Chegou o momento. Aconteceu o beijo. O sonho acalentado em promessas de amor realizou-se. Vivíamos, agora, o culminar de um percurso em que as incertezas se foram dissipando, se acentuou a convicção do desejo de uma vida em comum. Naquele beijo quisemos eternizar o nosso amor, prometermo-nos ser felizes para sempre. Era, afinal, o início de uma vida!
E que sabíamos nós? Sabíamos, sim, que o nosso amor sobrevivera e se tornara mais forte apesar da nossa imaturidade, das nossas imperfeições. Sabíamos como era importante assumir os nossos erros, a lealdade, o respeito mútuo. Sabíamos também que tínhamos um grande desafio pela frente. Éramos responsáveis por preservar algo muito importante: o nosso amor, a nossa vida!
Sim, aquele beijo foi o consolidar de promessas e desejos, foi um dos momentos mais belos das nossas vivências. Assim, em cada dia, o nosso amor foi acontecendo e fomos descobrindo o muito que nos unia e também o muito que nos podia separar. Aprendemos a amar-nos nas nossas diferenças e nelas conseguimos encontrar harmonia. Afinal, não é o amor rico em contradições?

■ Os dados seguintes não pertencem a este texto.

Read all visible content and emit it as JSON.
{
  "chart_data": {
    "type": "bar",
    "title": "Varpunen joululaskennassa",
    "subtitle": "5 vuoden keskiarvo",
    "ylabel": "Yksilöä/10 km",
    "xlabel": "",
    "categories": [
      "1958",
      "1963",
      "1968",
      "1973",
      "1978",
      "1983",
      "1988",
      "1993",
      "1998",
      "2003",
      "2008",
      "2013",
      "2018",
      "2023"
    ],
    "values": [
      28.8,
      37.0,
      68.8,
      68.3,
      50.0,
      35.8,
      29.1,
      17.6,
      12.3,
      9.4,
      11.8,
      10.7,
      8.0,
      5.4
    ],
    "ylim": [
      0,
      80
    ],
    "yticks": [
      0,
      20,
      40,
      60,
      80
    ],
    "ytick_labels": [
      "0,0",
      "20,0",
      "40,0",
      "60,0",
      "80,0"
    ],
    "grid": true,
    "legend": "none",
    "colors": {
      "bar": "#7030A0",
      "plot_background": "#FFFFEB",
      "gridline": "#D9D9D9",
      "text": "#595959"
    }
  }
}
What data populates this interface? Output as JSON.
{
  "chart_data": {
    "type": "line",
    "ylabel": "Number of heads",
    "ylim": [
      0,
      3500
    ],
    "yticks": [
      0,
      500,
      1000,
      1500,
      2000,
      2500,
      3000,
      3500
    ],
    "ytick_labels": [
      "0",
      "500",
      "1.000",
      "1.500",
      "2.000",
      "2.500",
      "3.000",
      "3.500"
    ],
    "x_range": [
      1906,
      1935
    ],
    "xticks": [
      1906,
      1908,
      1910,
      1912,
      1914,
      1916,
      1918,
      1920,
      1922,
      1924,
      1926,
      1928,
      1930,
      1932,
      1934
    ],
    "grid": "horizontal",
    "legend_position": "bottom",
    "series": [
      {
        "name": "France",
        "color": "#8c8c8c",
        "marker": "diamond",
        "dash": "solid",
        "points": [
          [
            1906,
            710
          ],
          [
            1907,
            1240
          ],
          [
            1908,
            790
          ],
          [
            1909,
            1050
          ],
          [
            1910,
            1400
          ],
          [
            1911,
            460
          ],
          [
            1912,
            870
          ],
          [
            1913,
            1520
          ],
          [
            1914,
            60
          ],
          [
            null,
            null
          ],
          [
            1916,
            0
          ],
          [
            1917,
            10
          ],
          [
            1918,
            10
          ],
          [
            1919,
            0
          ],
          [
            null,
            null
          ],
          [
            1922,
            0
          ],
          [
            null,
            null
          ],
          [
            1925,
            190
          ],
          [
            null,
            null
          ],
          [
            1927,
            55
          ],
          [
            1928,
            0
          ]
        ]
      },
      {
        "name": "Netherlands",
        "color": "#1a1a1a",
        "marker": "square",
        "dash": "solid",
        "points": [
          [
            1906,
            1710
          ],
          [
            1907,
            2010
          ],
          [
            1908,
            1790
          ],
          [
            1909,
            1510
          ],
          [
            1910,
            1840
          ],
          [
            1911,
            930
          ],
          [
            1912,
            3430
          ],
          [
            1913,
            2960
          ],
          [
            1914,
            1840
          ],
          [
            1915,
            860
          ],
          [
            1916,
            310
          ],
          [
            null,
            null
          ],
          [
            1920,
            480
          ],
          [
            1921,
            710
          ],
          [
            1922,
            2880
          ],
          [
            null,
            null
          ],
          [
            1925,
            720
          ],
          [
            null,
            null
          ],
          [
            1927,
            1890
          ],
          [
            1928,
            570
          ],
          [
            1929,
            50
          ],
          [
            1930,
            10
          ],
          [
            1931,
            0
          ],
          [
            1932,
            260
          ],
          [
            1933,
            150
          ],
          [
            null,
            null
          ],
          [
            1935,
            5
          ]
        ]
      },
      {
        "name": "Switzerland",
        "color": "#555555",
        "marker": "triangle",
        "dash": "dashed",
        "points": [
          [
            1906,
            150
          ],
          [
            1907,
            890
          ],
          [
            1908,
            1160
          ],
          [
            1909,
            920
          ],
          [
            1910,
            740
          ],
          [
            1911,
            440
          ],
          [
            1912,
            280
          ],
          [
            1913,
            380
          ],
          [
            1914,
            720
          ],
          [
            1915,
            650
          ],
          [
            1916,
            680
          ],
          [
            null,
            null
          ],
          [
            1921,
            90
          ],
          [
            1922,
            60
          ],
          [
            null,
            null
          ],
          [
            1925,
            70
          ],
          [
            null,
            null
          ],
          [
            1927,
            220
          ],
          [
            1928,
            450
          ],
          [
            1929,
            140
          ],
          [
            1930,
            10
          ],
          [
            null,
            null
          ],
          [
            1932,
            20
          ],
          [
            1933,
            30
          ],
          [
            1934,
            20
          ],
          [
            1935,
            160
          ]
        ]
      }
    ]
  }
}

A cumplicidade, a entrega e a partilha estiveram sempre presentes sem, contudo, existirem amarras. A individualidade de cada um foi vivida plenamente. O amor não poderá ser uma prisão. Acontece que nos sentimos docemente aprisionados quando este acontece de verdade!
Não demorou muito para que nos déssemos conta de que o amor, por si só, não consegue resistir aos obstáculos que, porventura, poderão surgir. Uma grande paixão tem muita fragilidade. Um grande amor não sobrevive apenas com os momentos de intensa intimidade e entrega. Serão decisivas as nossas atitudes. Elas poderão segurar o amor nos momentos difíceis, quando tudo parece desabar. Nós não o queremos e não o desejamos, mas também não conseguimos evitar os momentos amargos. São sempre momentos difíceis de ultrapassar. Quantas vezes acontece a desorientação!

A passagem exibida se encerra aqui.